Mr. Kindley told The Interim that he believes “the real way to resolve this (dispute) is in the courts.” He has written a 50-page report on the abortion-breast cancer link and the feasibility of pursuing the matter in court. The premise of the article, he says, is “that a lawsuit could be brought based on failure to inform about this evidence.”

American pro-lifers have tried to raise the issue in the legislatures of the land, but only a handful of states have actually introduced women’s “right to know” legislation which requires abortionists to warn women of the increased risk of breast cancer. Ironically, says Mr. Kindley, these well-intentioned laws end up giving greater protection to the doctors, not the women, because the Louisiana law, for example, gives the abortionist immunity from prosecution if he complies with the requirements of the law.

Mr. Kindley feels that he has done the necessary background work with the next steps being to find a client – a woman who underwent an abortion and is now suffering with breast cancer – and an experienced litigator who is willing to take on the case. He wants to see more public awareness of the breast cancer-abortion link, confident that women will start coming forward to sue as more of them become aware of the issue. He has joined others, including leading breast cancer-abortion researcher Dr. Joel Brind, in lobbying Congress and the commerce committee to start hearings in response to NCI’s ongoing denial of the evidence.

Mr. Kindley even talks about the potential for a class action suit, but he expects that a couple of individual cases will have to be successful first, before a judge will certify a class action suit. But, whether a class action suit is launched or simply a lot of women start initiating their own cases, he anticipates that a couple of successes could lead to more potential plaintiffs becoming aware that they have been harmed.

Although no lawsuit has been brought before the courts yet over this issue, the scientific evidence for the breast cancer-abortion link was relevant in a First Amendment case fought earlier this decade in Pennsylvania. “Dr. Brind testified in a First Amendment case … where (Christ’s Bride Ministries) had purchased signs in … transit stations which said: “Women who choose abortion suffer more and deadlier breast cancer,'” explained Mr. Kindley.
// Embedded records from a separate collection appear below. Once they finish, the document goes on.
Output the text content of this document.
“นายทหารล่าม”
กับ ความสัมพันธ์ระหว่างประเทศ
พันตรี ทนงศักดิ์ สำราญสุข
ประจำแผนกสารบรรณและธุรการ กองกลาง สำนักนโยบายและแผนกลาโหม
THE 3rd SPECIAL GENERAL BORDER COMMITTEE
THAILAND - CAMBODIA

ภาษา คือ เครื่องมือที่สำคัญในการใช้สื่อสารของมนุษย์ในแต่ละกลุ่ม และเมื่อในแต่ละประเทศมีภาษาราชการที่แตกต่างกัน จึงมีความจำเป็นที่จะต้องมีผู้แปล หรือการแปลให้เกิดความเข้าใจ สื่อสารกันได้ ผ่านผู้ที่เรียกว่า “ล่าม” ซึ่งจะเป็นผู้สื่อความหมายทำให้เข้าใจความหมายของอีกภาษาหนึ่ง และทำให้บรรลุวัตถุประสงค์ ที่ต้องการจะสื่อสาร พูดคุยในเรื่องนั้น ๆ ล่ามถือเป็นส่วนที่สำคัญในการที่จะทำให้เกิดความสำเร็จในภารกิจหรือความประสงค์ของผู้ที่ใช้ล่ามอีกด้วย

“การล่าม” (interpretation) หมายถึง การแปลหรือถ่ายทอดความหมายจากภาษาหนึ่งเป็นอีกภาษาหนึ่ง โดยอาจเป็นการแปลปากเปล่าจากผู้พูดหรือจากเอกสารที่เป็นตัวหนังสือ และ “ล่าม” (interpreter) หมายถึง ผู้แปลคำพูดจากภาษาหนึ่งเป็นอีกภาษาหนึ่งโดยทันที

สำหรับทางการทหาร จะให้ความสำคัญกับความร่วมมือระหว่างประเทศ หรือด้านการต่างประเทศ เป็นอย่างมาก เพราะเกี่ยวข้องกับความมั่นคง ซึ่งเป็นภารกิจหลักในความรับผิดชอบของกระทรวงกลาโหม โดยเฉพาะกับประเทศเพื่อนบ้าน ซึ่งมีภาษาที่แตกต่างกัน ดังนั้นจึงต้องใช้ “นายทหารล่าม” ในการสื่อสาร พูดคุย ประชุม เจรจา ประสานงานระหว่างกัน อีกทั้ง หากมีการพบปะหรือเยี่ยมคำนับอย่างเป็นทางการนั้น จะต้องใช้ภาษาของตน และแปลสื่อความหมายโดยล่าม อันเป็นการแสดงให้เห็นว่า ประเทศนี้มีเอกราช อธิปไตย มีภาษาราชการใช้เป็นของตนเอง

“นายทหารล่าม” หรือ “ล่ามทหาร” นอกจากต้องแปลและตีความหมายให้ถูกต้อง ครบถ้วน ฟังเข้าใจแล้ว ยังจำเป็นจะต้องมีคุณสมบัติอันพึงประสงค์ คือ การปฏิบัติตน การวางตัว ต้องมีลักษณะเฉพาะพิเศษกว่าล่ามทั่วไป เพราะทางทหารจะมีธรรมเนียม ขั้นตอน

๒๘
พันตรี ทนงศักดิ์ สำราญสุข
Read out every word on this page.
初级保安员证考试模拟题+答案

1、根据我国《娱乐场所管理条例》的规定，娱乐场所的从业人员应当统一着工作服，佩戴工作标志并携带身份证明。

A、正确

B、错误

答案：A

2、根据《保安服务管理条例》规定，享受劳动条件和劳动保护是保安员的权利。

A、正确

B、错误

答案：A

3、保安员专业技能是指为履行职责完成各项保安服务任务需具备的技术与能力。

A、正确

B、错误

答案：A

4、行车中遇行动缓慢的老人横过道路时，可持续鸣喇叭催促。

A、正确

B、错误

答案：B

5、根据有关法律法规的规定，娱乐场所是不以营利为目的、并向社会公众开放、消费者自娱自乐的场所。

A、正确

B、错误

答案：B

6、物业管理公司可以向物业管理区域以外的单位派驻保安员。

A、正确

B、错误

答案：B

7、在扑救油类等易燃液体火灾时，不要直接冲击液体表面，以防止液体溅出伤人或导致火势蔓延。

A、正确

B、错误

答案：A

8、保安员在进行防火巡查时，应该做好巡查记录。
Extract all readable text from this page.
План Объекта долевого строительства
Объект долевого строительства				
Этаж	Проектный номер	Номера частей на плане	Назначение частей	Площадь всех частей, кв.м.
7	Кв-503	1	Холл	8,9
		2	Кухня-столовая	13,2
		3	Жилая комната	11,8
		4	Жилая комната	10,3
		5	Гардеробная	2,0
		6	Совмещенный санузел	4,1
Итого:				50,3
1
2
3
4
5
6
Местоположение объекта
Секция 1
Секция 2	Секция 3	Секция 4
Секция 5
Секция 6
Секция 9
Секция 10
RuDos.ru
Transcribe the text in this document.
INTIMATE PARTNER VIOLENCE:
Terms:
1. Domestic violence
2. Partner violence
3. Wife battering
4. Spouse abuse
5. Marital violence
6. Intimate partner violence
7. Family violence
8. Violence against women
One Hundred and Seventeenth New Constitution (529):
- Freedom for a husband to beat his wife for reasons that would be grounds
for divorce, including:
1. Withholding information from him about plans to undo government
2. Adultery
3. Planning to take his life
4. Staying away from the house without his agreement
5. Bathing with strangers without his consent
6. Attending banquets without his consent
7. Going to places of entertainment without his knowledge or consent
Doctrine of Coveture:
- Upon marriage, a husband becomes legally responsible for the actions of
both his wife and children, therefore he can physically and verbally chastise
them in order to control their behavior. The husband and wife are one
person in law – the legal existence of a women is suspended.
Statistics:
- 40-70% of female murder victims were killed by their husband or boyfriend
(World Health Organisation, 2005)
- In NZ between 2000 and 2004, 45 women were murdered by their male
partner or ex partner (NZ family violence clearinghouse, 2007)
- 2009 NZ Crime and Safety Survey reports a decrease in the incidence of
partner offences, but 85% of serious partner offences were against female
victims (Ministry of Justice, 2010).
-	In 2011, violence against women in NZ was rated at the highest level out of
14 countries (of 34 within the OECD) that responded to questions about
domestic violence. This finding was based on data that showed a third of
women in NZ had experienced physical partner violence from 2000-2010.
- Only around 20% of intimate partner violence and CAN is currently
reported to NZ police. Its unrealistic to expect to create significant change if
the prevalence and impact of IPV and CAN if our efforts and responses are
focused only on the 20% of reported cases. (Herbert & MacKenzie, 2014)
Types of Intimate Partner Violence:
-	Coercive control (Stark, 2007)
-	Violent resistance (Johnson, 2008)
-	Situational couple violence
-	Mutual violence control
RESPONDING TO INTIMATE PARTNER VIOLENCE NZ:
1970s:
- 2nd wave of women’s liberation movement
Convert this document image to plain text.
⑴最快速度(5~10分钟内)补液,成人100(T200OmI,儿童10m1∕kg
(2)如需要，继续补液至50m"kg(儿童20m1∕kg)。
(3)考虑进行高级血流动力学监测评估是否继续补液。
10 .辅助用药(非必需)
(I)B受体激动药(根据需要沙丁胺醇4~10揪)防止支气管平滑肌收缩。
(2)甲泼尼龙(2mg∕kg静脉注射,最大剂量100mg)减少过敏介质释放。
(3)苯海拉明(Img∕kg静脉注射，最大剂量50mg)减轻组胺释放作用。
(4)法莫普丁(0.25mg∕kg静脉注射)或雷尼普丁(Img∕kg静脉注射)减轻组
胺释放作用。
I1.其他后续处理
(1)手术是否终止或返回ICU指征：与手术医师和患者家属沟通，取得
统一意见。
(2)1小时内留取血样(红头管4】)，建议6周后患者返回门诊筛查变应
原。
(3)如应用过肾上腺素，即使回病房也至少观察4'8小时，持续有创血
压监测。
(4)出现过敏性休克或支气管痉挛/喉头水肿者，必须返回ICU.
The transit commission received a letter from the vice-secretary to the Department of Health and Family Services, saying that “these signs are unfortunately misleading, unduly alarming, and do not accurately reflect the weight of the literature.” On that basis, without consulting CBM about the documentation it used to back up their allegations, the transit authority tore down the signs. CBM argued that its free speech rights had been violated. It lost the first round, but won on appeal. Although the scientific evidence wasn’t used directly by the judges in issuing their rulings, the appeals judge said that the transit company was not reasonable in failing to ask CBM if they had any basis for their claims. Mr. Kindley said, “it shows that what a government health official says is not the end-all of the debate.”